Thankfully, however, we are beginning to see this condition change. Some savvy developers are recognizing that the previous pattern of exclusionary subdivisions was not meeting everyone's needs.

A recent example is found in a development called Mukilteo Village Center. Located west of Highway 99, off Harbor Pointe Boulevard, the place is a remarkable departure from the standard template of could-be-anywhere subdivisions, apartment compounds and strip malls surrounded by parking found throughout our region.

In fact, the city of Mukilteo had to craft a "development agreement" that allowed a departure from the typical pattern of single-use developments found in most suburban communities. The comfort level of the City Council was assured by their ability to see and approve the design before permits were issued.

The development is a small village, with different types of homes, shops and services, cafes, and green spaces within close proximity to each other. The streets have generously wide sidewalks and closely-spaced trees. A main street is framed with multistory buildings containing retail at the street level and offices above.

Part of the village consists of modest, but well-designed homes on small lots, arranged around a loose grid of narrow streets. A number of builders have erected their own home designs, thereby preventing the repetitive pattern often seen in an area built by the same company. Many of the homes have garages located off narrow rear alleys — slender corridors that have their own charm, with gardens and small pockets of planting that flank the lanes.

But the core of the village contains the most interesting aspects of this new community. Apartments are designed much like townhouses, with common side walls. Facades address the street or shared interior greens. Although the color scheme could have been considerably more varied and rich, the buildings are still far more interesting and well-detailed than the standard suburban complex.

Obviously, plenty of thought was given to providing qualities and characteristics that convey the sense of a village. Two developers collaborated on this project: the Chinook Pacific Corp. and Legacy Partners; Lozier Homes and Buchan Homes built the smaller houses nearby.

Mukilteo Village reflects the talents of a number of design firms, including GGLO Architects, Mithun Architects, RMA, Huntley Architecture and Fred Baxter Architects. Landscape architects Hough, Beck & Baird were responsible for the site design. The variety resulting from this affiliation is evident, and it already feels like a place that has emerged over a longer period of time. Future additions will likely add to the diversity.

The best part of this development is the live-work units found in the sector of the village called "Bellaterra" — homes that have a street-facing commercial storefront on the ground floor. Even though the place has just recently opened, street-level spaces are already being occupied by residents running services and shops.

In this sort of dwelling, a resident can operate a small business and have a presence on the street, thus adding needed liveliness to the community. I predict this type of housing will be increasingly popular in coming years, as more people choose to work at home or raise families in these more vibrant settings.

All is not perfect in this place, however much it departs from the conventional pattern of suburban growth.
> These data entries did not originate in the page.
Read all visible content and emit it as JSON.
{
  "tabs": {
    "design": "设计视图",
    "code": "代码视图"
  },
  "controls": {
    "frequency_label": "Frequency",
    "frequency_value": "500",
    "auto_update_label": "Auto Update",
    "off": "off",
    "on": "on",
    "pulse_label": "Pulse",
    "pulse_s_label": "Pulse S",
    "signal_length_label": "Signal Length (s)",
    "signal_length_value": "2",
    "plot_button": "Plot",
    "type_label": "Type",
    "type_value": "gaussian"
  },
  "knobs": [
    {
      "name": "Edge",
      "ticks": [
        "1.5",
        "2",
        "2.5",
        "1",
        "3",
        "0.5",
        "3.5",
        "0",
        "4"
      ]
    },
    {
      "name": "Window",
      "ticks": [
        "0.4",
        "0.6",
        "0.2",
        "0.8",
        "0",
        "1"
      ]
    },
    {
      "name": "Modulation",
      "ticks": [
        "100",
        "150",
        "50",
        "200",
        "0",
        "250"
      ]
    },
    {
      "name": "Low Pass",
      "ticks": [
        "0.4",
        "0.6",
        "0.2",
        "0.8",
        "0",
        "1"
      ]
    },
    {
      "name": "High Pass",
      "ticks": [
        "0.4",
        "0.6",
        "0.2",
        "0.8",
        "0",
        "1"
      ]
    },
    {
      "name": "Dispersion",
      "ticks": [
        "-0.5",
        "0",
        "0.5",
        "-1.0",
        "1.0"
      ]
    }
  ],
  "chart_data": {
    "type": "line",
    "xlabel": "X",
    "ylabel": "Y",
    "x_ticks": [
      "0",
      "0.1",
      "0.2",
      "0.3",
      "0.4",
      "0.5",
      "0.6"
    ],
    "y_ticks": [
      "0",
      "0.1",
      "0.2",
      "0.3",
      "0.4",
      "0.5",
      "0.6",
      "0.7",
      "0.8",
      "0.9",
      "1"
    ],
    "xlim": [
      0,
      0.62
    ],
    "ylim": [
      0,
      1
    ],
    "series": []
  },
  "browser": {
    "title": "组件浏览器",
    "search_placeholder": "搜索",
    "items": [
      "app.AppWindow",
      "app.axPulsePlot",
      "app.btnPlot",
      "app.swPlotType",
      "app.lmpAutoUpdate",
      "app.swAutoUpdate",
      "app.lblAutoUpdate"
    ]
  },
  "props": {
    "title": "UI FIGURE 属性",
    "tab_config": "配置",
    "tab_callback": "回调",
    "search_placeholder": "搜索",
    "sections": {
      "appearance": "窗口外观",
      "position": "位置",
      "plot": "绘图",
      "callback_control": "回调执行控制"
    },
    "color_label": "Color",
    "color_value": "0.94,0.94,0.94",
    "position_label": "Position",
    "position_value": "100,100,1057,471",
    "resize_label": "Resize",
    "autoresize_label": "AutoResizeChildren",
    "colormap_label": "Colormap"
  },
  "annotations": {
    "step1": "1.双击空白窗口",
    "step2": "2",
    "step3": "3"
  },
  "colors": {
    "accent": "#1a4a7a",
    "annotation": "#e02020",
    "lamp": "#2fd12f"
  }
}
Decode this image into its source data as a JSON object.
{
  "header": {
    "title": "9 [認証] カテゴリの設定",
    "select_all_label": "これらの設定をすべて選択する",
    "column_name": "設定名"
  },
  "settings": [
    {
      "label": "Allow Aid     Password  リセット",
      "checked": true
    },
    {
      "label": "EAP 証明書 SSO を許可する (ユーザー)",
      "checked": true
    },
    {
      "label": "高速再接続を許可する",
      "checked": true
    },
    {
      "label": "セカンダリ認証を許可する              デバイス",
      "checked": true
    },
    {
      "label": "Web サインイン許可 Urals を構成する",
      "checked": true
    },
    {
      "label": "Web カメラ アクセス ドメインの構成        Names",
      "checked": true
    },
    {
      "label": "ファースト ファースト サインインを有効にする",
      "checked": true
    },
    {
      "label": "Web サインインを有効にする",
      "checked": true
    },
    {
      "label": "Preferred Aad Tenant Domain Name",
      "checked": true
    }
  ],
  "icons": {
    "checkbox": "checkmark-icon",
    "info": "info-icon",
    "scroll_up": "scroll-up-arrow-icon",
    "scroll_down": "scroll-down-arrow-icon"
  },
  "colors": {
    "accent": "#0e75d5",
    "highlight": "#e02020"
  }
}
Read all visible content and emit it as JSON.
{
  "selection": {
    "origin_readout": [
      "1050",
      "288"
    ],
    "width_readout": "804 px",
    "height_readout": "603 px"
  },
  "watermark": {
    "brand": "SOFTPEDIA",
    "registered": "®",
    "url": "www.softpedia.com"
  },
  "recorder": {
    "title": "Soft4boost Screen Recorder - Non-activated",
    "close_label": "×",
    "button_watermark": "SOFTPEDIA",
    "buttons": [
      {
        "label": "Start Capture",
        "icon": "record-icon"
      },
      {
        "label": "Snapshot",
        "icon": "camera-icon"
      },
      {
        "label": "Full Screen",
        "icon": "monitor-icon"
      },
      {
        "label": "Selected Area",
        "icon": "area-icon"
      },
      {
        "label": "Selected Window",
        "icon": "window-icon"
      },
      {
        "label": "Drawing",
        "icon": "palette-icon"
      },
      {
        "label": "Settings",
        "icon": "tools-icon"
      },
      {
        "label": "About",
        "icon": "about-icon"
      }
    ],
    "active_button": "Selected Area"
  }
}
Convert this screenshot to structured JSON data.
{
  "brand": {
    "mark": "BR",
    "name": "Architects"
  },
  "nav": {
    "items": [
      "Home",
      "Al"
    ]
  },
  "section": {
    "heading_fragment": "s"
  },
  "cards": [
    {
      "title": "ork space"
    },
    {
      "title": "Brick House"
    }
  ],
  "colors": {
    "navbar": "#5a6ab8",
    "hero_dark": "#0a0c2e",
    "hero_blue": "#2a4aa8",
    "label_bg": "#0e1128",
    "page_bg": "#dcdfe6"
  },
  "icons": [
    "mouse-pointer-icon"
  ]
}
A bit of variety and contrast would be welcome in place of the largely monochromatic color schemes. And the size of the central village green is simply too small, its design not very interesting, and it is too closely associated with the adjacent recreation building to feel like a true neighborhood commons. Perhaps this space could be re-worked in the future, using the talents of a creative landscape architect.

Even with these shortcomings, Mukilteo Village offers a promising direction for the future, and gives us a glimpse of what can happen if we re-think outdated rules.